2008-01-24 Thread William Pursell

I've been away from Python for at least a year, and in the interim
have spent a little time looking at the XOTcl object framework for
Tcl.  One of the interesting features of XOTcl is the ability for an
object to change class dynamically.  The XOtcl documentation makes the
claim that this makes it object oriented, while most other languages
are class oriented.  Here's a snippet from the wiki, from a post to
the mailing list by Gustaf Neumann: (http://wiki.tcl.tk/1297)

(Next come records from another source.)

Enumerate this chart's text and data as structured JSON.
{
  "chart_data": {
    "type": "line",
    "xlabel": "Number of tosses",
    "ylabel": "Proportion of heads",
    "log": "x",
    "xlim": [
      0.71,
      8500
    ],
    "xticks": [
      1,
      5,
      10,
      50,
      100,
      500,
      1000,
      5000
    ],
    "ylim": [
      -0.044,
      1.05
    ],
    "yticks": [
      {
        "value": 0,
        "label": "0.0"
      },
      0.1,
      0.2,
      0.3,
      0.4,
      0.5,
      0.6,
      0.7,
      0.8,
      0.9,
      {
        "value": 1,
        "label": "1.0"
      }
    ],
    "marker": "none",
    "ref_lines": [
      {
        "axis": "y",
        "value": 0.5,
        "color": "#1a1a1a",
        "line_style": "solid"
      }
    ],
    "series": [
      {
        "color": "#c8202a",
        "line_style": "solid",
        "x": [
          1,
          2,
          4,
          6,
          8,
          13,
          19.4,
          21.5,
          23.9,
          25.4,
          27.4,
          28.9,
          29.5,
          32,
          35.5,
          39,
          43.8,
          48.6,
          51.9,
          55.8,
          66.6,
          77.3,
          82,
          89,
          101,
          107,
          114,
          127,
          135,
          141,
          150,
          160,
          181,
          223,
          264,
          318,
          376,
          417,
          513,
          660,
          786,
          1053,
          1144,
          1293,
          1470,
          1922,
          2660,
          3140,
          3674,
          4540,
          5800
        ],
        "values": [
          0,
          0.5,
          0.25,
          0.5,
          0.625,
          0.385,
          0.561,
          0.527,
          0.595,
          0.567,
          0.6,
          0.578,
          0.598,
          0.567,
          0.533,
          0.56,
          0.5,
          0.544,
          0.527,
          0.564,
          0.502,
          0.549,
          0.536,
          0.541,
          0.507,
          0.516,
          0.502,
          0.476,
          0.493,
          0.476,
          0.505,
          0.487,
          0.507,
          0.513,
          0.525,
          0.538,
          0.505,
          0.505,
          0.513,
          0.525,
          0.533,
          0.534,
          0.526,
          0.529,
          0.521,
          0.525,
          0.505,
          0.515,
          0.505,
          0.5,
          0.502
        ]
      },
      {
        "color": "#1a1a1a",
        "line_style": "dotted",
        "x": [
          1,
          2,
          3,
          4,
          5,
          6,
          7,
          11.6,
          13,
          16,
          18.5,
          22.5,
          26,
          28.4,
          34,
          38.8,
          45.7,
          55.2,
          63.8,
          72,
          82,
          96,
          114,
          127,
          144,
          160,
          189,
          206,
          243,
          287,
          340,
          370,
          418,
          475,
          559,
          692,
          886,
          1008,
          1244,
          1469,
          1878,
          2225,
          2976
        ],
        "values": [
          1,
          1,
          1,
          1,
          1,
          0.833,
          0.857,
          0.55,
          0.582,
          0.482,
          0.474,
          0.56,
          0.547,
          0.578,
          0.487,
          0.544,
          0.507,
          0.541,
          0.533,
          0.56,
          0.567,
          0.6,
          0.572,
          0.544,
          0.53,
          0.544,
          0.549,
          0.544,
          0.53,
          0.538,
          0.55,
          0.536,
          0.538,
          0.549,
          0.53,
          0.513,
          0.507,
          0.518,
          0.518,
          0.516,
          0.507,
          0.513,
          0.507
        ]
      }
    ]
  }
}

Class-oriented means: look at the class and you know exactly how all
of the instances look alike. The class is the first and primary
language construct; the class is well the place where you specify the
instance variables (there are no instance variables except those
specified in the class). The only kind of individualism left in the
objects is to let them differ by their state (the values of their
instance variables). Changing classes (class migration) is
conceptually quite hard for this setup.

Object-oriented (in this distinction) means that the primary elements
are objects, which keep all instance variables. classes my be used to
specify the behavior of objects, they are container for methods and
they control the life-cycle of objects. Objects are like the facts,
and classes are like rules, that determine the behavior of the
objects. Since the connection between objects and classes is rather
loose, it is sufficient to define their relation through an
association. Therefore it is quite easy to change the relation between
objects and classes (and between classes and classes) dynamically.
Objects have arbitrary individualism, they may have variables never
used in any class, they may have private procs etc.

I'm not sure that describes the method well.  Basically, you can
instantiate an object A of class Foo, and later change A to be an
object of class Bar.   Does Python support this type of flexibility?
As I stated above, I've been away from Python for awhile now, and am a
bit rusty,  but it seems that slots or new style objects might
provide this type of behavior.  The ability to have an object change
class is certainly  (to me) a novel idea.  Can I do it in Python?